Texian

Friday, May 11, 2007

I wrote a variation of this some while ago when I still lived full-time in Texas.  It is enough to start with, tonight. 

“Think of what you love so much, hold so deeply that you are willing to defend and possibly even die for it.  We will call that Texas.”

That is misquoted slightly from the movie rendition of The Alamo, and it’s what I needed to hear.  That movie summed up all the things I awkwardly or ineffectually try to explain to people about why I love Texas.  I was born in California, raised in Hawaii for some years, and came to Texas to stay not long before my teen years.  I have been here a lifetime already, and I would have to say it is only in fleeting moments that I ever felt this place could be a home. 

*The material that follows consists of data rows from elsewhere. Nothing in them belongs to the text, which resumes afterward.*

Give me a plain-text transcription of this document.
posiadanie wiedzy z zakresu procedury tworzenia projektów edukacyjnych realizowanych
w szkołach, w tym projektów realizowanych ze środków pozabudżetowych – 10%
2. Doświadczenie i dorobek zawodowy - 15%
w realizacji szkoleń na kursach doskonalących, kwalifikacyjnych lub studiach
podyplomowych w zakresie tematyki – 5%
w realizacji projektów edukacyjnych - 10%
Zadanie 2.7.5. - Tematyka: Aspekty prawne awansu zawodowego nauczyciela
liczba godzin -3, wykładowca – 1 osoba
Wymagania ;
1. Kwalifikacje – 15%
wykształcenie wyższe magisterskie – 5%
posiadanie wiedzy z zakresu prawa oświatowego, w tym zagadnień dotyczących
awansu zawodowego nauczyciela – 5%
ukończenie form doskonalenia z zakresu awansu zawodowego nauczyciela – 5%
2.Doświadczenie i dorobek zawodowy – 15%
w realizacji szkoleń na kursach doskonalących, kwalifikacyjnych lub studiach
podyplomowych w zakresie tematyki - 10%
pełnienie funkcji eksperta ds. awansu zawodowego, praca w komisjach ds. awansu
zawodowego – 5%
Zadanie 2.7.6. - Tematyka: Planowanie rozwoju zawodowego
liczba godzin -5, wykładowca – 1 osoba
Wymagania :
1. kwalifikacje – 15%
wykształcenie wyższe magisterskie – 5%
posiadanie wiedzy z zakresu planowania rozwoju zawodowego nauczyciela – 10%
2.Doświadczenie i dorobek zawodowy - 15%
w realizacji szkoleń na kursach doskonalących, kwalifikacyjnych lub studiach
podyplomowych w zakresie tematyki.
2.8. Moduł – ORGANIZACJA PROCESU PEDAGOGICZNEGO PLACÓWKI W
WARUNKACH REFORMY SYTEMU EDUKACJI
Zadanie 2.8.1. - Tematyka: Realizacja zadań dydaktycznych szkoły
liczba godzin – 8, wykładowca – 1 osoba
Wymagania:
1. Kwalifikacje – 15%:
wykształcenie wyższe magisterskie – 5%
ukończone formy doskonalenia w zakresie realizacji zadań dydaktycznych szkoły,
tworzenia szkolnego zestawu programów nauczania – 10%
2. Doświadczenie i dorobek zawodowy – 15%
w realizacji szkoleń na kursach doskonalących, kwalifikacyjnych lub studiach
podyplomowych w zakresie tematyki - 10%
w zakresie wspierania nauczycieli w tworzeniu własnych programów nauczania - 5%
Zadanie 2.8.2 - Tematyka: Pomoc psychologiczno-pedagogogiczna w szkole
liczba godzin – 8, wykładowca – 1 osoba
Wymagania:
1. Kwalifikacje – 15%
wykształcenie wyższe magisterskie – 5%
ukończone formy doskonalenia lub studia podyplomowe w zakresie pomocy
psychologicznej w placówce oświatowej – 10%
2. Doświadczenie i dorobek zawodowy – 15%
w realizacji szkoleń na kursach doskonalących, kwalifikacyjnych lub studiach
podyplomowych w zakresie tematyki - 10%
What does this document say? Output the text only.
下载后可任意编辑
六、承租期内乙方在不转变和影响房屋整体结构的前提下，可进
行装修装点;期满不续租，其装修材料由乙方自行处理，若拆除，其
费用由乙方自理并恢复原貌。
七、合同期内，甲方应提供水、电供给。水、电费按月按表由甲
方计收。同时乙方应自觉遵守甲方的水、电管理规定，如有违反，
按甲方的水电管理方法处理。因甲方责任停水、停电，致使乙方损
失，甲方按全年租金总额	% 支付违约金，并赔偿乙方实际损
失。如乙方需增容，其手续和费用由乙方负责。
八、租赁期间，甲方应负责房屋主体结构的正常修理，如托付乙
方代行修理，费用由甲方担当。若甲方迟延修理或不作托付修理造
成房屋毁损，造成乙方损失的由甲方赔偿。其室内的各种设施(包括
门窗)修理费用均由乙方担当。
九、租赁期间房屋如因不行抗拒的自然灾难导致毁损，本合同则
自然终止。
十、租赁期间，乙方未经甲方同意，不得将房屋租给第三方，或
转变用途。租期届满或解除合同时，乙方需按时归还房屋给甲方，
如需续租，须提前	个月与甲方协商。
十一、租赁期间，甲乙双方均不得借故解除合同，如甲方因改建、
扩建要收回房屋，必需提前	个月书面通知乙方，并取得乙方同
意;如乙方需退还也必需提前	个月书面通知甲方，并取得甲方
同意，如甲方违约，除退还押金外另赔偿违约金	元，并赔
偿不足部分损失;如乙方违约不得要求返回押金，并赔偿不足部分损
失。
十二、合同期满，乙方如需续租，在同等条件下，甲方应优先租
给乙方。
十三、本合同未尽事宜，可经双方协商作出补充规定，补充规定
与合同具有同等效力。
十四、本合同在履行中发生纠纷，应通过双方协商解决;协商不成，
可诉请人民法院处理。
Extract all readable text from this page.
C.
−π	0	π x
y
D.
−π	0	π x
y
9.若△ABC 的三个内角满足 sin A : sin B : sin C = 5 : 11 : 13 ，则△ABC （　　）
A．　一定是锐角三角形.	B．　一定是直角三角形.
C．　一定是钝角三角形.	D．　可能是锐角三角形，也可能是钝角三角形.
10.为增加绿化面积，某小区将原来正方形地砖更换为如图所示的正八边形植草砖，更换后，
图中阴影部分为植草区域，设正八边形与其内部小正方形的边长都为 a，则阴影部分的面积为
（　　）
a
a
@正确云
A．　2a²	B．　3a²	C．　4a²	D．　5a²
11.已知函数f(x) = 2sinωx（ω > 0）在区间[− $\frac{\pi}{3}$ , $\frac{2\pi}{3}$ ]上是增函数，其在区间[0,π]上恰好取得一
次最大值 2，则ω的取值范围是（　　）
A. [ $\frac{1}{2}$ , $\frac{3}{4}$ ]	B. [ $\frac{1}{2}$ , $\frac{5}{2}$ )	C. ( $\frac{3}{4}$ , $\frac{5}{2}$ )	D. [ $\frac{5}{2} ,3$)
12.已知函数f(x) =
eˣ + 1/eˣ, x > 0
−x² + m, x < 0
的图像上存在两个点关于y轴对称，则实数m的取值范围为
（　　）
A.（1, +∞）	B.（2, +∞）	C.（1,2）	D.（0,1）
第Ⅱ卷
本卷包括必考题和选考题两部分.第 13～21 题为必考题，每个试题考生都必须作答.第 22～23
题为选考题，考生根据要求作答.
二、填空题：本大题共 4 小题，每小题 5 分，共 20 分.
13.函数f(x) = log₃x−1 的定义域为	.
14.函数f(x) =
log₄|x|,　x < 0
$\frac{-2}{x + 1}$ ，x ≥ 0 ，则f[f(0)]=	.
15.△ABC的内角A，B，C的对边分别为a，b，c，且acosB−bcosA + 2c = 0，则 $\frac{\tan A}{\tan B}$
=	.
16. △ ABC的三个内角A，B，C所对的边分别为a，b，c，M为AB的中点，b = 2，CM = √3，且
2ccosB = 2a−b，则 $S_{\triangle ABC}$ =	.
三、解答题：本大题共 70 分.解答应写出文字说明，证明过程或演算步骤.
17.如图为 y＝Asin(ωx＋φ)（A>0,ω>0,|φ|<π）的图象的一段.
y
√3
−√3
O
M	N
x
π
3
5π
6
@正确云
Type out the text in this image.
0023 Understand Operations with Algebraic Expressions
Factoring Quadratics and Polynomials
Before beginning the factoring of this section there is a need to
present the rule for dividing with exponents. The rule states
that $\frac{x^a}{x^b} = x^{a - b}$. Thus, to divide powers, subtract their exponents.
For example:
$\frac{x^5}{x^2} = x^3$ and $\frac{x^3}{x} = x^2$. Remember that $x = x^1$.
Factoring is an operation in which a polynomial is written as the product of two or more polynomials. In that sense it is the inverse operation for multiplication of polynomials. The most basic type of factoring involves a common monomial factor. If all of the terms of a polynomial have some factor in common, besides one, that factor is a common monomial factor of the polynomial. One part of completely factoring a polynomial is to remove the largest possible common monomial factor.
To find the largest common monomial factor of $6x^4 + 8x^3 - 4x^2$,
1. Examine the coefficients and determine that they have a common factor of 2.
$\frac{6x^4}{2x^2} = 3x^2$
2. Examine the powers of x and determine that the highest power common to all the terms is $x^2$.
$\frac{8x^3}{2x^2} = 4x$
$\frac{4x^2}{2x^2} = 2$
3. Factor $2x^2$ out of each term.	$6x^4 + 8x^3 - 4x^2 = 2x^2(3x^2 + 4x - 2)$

Until I saw that movie, which brought to the surface thoughts and idle fancies that had just sort of percolated in my subconscious.  I’ve ever been sure I’d have a home in Texas, among half a dozen others scattered round the world.  Now I know I could be content with just the one, so long as it was here. 

I used to think Hawaii was my home because it was so damned beautiful, paradise on earth, beauty in every sweep of a wave against shoreline.  I thought it was really home.  It’s become a dream over the years, though, a misty longing for a time when I wasn’t innocent, but when I felt that it wasn’t a mark against me.  I still miss it, but it’s only memory now, not prophecy.  I do not know if I will return– I swore years ago I wouldn’t return except to live, no visits allowed.  It is likely I may not see Hawaii ever again, given the strange way I love to think of it, but can’t bear the thought of actually seeing it again, older and unveiled.  I don’t know if I want to see that pretty lady in the bright sunlight at this point.

As for California, I was seduced some years ago into reclaiming it as home, and I may yet come to live there in some future time.  But it’s more like a vacation home to me– somewhere you can safely put your feet up and relax, but not where you build your permanent havens. 

Texas, though, she is always with me.  Even when I felt most at home in California, in the back of my mind I dreamt of the day I could have that feeling in Texas, in a home of my own to change or keep as I would.  There’s still room here, room to spread and grow and be who I wish to be, with whomever wishes to share this land with me.  I love this place so damned much, and it took a movie to remind me of what I really already knew deep down.  I’m a Texan and I’m simply not ashamed to say that, and live it. 

NB: I looked it up on the intarweb and the phrase I’d sought is ‘whatever it is you value so highly’.